The Hill – Advocates of radically overhauling partisan gerrymandering are increasingly looking to ballot initiatives to reform the redistricting process, in hopes of circumventing recalcitrant legislatures.
Supporters of a proposal to create a nonpartisan redistricting commission in Michigan say they will turn in more than 400,000 signatures by the end of the year. They need 315,000 of those signatures to be valid in order to qualify for next year’s ballot.
In Ohio, a coalition of organizations is in the process of collecting the 305,591 valid signatures they need to get a constitutional amendment on the ballot.
And in Colorado, another coalition plans two ballot initiatives — one that would reform congressional redistricting, and another to reform legislative redistricting.
The Denver Post – Kent Thiry, the multimillionaire CEO of DaVita Inc., announced Wednesday that he would throw his weight — and presumably his wealth — behind an ongoing effort to change how Colorado draws the boundaries of statehouse and congressional seats.
His decision to join Fair Districts Colorado, which wants to transform the state’s redistricting process, comes a year after Thiry bankrolled a similar campaign — the passage of two ballot measures that gave unaffiliated voters the ability to participate in Democratic and Republican primaries.
Durango Herald – Should voters pick their legislative representatives or should politicians pick their voters? Should congressional and legislative district boundaries – adjusted every 10 years after the Census – be drawn by partisans for partisans? Or should maps be drawn by a balanced, independent commission using nonpartisan staff who are obligated to use neutral, fair criteria?
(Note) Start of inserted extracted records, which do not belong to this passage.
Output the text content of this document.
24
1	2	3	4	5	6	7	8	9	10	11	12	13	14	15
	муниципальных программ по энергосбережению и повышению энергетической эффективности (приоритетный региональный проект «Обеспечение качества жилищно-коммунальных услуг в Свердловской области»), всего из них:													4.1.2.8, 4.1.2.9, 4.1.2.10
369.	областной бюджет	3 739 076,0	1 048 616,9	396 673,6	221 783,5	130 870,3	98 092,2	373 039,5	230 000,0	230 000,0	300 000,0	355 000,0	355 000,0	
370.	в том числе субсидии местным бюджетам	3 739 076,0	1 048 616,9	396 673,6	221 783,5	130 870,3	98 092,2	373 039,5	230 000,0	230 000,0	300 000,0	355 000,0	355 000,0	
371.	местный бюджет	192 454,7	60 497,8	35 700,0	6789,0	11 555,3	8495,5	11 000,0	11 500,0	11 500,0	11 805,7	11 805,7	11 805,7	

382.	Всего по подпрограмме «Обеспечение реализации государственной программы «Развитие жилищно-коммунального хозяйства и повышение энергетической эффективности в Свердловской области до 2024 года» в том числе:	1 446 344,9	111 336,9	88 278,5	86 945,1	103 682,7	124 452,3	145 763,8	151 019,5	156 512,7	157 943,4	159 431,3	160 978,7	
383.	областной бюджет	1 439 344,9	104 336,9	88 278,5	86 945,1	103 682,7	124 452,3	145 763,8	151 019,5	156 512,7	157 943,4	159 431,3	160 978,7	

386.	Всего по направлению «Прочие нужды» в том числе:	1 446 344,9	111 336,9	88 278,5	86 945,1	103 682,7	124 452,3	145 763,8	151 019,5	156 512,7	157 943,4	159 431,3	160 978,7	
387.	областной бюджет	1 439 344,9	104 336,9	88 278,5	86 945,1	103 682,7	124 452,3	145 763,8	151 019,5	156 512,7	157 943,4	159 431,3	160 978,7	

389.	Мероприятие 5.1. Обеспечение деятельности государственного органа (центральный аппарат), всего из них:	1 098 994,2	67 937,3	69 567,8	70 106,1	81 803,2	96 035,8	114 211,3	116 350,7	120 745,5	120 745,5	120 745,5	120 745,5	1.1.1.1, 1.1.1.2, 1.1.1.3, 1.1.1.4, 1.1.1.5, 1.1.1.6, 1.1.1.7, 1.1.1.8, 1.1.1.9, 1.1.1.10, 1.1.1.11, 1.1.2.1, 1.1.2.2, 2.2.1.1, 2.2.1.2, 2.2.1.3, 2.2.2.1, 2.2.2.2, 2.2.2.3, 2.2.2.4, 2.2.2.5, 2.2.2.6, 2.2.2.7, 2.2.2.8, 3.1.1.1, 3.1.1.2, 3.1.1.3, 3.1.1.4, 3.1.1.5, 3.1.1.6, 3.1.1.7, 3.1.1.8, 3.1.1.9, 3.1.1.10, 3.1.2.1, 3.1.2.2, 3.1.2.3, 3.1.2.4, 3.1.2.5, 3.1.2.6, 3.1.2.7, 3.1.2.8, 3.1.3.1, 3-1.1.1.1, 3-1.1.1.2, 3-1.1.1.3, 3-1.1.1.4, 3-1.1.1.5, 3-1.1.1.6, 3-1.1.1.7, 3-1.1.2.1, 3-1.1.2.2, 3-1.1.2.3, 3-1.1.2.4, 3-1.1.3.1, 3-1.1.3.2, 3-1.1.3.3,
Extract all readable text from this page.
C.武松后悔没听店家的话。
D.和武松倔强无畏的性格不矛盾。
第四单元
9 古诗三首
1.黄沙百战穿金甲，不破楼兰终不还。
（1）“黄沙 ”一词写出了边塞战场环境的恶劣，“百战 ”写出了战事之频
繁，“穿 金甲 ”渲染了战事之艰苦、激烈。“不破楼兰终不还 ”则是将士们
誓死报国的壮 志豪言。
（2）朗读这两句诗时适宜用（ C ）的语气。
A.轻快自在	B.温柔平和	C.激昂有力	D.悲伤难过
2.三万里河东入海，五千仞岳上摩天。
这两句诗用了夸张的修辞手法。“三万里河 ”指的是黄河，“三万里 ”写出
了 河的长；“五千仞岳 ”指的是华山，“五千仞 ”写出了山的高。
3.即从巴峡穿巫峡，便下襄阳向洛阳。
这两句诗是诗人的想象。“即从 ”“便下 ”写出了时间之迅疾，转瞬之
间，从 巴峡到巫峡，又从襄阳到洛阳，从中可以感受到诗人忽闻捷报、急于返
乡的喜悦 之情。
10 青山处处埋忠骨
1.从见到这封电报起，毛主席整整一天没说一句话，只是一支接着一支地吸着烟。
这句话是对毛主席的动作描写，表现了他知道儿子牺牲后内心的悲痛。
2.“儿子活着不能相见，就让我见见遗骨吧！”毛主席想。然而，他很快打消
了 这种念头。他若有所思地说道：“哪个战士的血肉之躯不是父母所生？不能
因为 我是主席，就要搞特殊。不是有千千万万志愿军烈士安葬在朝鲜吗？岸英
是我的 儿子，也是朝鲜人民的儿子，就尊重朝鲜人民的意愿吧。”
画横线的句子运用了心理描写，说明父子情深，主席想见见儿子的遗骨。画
Sometimes, it’s not so much how residents of a community vote in an election that determines the winner, but how the borders of their legislative district are manipulated that affects the outcome of that election.
A push toward fair, legislative re-districting is under way in Colorado. Gunnison resident and former state legislator Kathleen Curry is leading the charge to end gerrymandering. In partnership with the Colorado League of Women Voters (LWV), and with help from a non-profit, non-partisan organization called Fair Districts Colorado, she’s filed three new ballot initiatives designed to improve Colorado’s often-contentious redistricting process.
Gerrymandering is the practice of redrawing and reshaping borders around legislative districts in a way that favors one political party over another. It has also been used to suppress the African-American vote, and to deprive Black and Latino voters of power in some states.
“Under our current system, politicians end up picking their voters instead of voters picking their politicians,” said Curry. “With our initiatives, more elections will be decided by competitive November elections instead of safe-seat primaries, making candidates actually compete for more voters.” Curry is the only unaffiliated candidate ever to have served in the Colorado state legislature.
The Colorado Independent – A coalition that launched a revamped plan it says would take partisanship out of how state and federal political districts are drawn is facing suspicions about its motives in a state with a bitter history that has left its district maps stained with bad blood.
At issue is a group called Fair Districts Colorado and its effort to persuade voters through a package of proposed ballot measures in 2018 to change the way electoral maps are drawn. It’s happening in this swingy state where voters are nearly evenly balanced among Democrats, Republicans and those who are unaffiliated with a party. And it’s happening at a time when political frustration with gerrymandering— a term for drawing political boundaries for partisan gain— is sizzling on the national stage.
While we will withhold judgment of the organization’s proposal until we see the final language and whether it qualifies for the ballot this year, we’re encouraged that someone is stepping up to make this system of drawing districts more fair to voters of all political views.
The Daily Sentinel – An unlikely coalition of former elected leaders from both sides of the political spectrum have joined forces to fix what they say is wrong with the way the state redraws congressional and legislative district lines.
The coalition includes two former governors, three past speakers of the Colorado House, two former secretaries of state and numerous state representatives and senators.
Along with the League of Women Voters, the coalition submitted a proposed ballot measure Wednesday to change the way the state redraws congressional and legislative boundaries every 10 years, after the U.S. Census reports population changes.
The Gazette – A bipartisan group filed paperwork on ballot initiatives Wednesday to redraw the rules on how legislative and congressional districts are drawn in Colorado, a process that now ensures lots of safe districts for parties to control and feeds partisan gridlock in the state Capitol.
The paperwork to get on the November 2018 ballot was submitted by the League of Women Voters of Colorado and former state Rep. Kathleen Curry of Gunnison, who left the Democratic Party in 2009 to become unaffiliated. They are part of a bipartisan coalition called Fair Districts Colorado.